I have so many thoughts on this book it is difficult to know where to begin. Here are some of my frustrations with this book in no particular order:
- though it is a book claiming that ‘you should be secure in your singleness,’ the ENITRE book consistently operates from the assumption that the reader WILL get married. The author wants to act like you don’t have to get married, but the underlying thread of the book points in the exact opposite direction. (If I had a nickel for every time he called singleness a season, I could pay for the FREAKING WEDDING the author so desperately thinks I should have)
- though this book claims to be grounded in Biblical principals, it is mostly the author’s self improvement advice supposedly supported by Bible verses completely divorced from their context. Not cute. Wilkerson did not put any actual effort into a true theology of sexuality, singleness, or even marriage.

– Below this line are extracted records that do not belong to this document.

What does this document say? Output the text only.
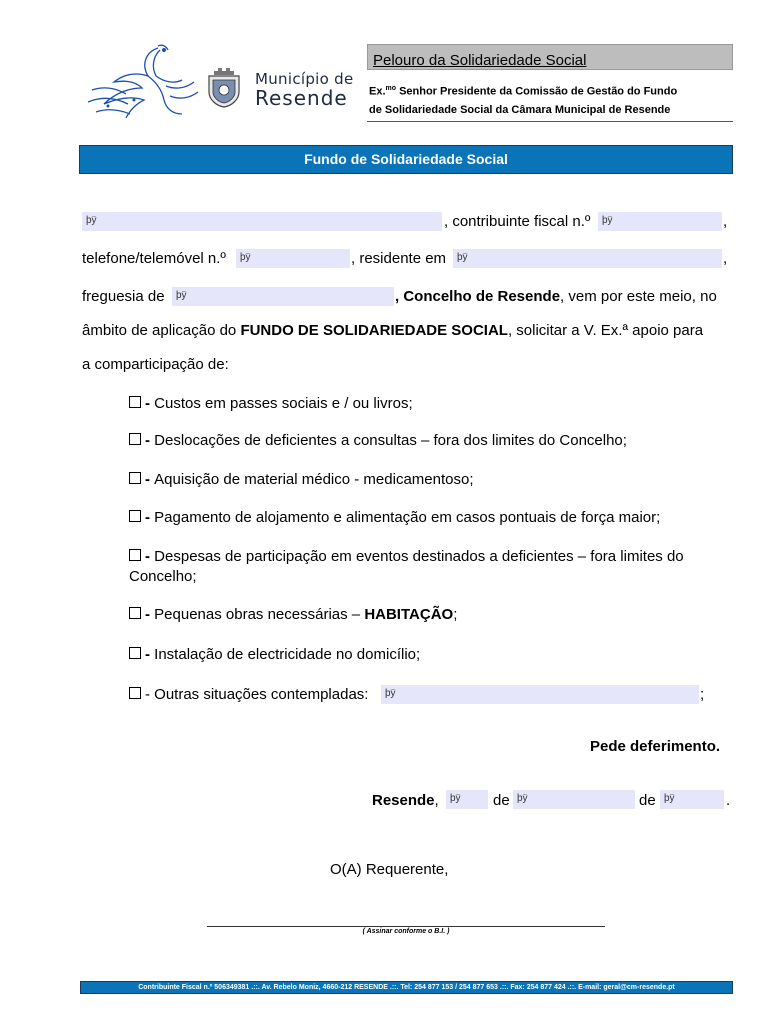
Município de
Resende
Pelouro da Solidariedade Social
Ex.$^{mo}$ Senhor Presidente da Comissão de Gestão do Fundo
de Solidariedade Social da Câmara Municipal de Resende
Fundo de Solidariedade Social
þÿ	, contribuinte fiscal n.º	þÿ	,
telefone/telemóvel n.º	þÿ	, residente em	þÿ	,
freguesia de	þÿ	, Concelho de Resende, vem por este meio, no
âmbito de aplicação do FUNDO DE SOLIDARIEDADE SOCIAL, solicitar a V. Ex.ª apoio para
a comparticipação de:
- Custos em passes sociais e / ou livros;
- Deslocações de deficientes a consultas – fora dos limites do Concelho;
- Aquisição de material médico - medicamentoso;
- Pagamento de alojamento e alimentação em casos pontuais de força maior;
- Despesas de participação em eventos destinados a deficientes – fora limites do
Concelho;
- Pequenas obras necessárias – HABITAÇÃO;
- Instalação de electricidade no domicílio;
- Outras situações contempladas:	þÿ	;
Pede deferimento.
Resende,	þÿ	de þÿ	de þÿ	.
O(A) Requerente,
( Assinar conforme o B.I. )
Contribuinte Fiscal n.º 506349381 .::. Av. Rebelo Moniz, 4660-212 RESENDE .::. Tel: 254 877 153 / 254 877 653 .::. Fax: 254 877 424 .::. E-mail: geral@cm-resende.pt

- Some sections of this book hardly even seemed to be from a Christian perspective. He continuously talked about doing what you want to do and what you think is best and what is right for you. While he would add the brief addendum that God should be consulted in this, he does not seem to be operating out of the worldview that our lives are spent nailed to a cross trying to follow Jesus. IN FACT he continuously throughout the book says ‘now obviously you shouldn’t be a martyr’ — HEY WILKERSON, yes we should!!! Whatever ways we can be killed on Christ’s account, absolutely yes we should. Whether that be financially, socially, or even physically, show me where in your Biblical support it says that followers of Jesus should not try to give up their own life on his behalf. I’ll wait.
- this book was published in 2022 and NOT A SINGLE TIME does he address the topic of sexual orientation. This book is written with the overwhelming and obvious assumption that every single reader is straight and can live an easy white picket fence, nuclear family life. If Wilkerson was affirming of same-sex marriage, that would be one thing, since then he could believe that everyone can easily get married to the person they love and are attracted to. But that is not the case, Wilkerson writes from the view that marriage is exclusively between a man and a woman, and yet there is not a SINGLE time in this book he addresses the experience of single queer Christians. This is a devastating and destructive pastoral oversight, and I cannot imagine how invisible and ignored a queer follower of Jess would feel reading this.
- though this book claims to be about Jesus, the entire second half of the book is about dating and marriage. There is an ENTIRE chapter on sex, that exclusively talks about the pros of having sex within marriage and what purity means until then. While the author claims sexuality is at the core of being human, he does not address what positive function (if any?) of sexuality outside of marriage — thus he reaffirms what his book is claiming to dismantle: you can only fully function is you are married. He does not really address anything about how to be a healthy, sexual being outside of marriage, except for clarifying between purity and virginity. Besides that, he talks about how awesome sex is within marriage (sorry all you losers that aren’t married, just don’t be sexual I guess??)
- he does not talk about the value of THE CHURCH in the life of single Christian’s a single time. He briefly mentions friendship and community, but often treats them like a temporary means to an end to prepare you for the true community that is marriage. I am honestly sickened by how little treatment he gives to what community and commitment looks like outside of marriage.
If you are looking for a book on a theology of singleness, do NOT read this one. I recommend Spiritual Friendship by Wesley Hill or No Greater Love by Rebecca McLaughlin.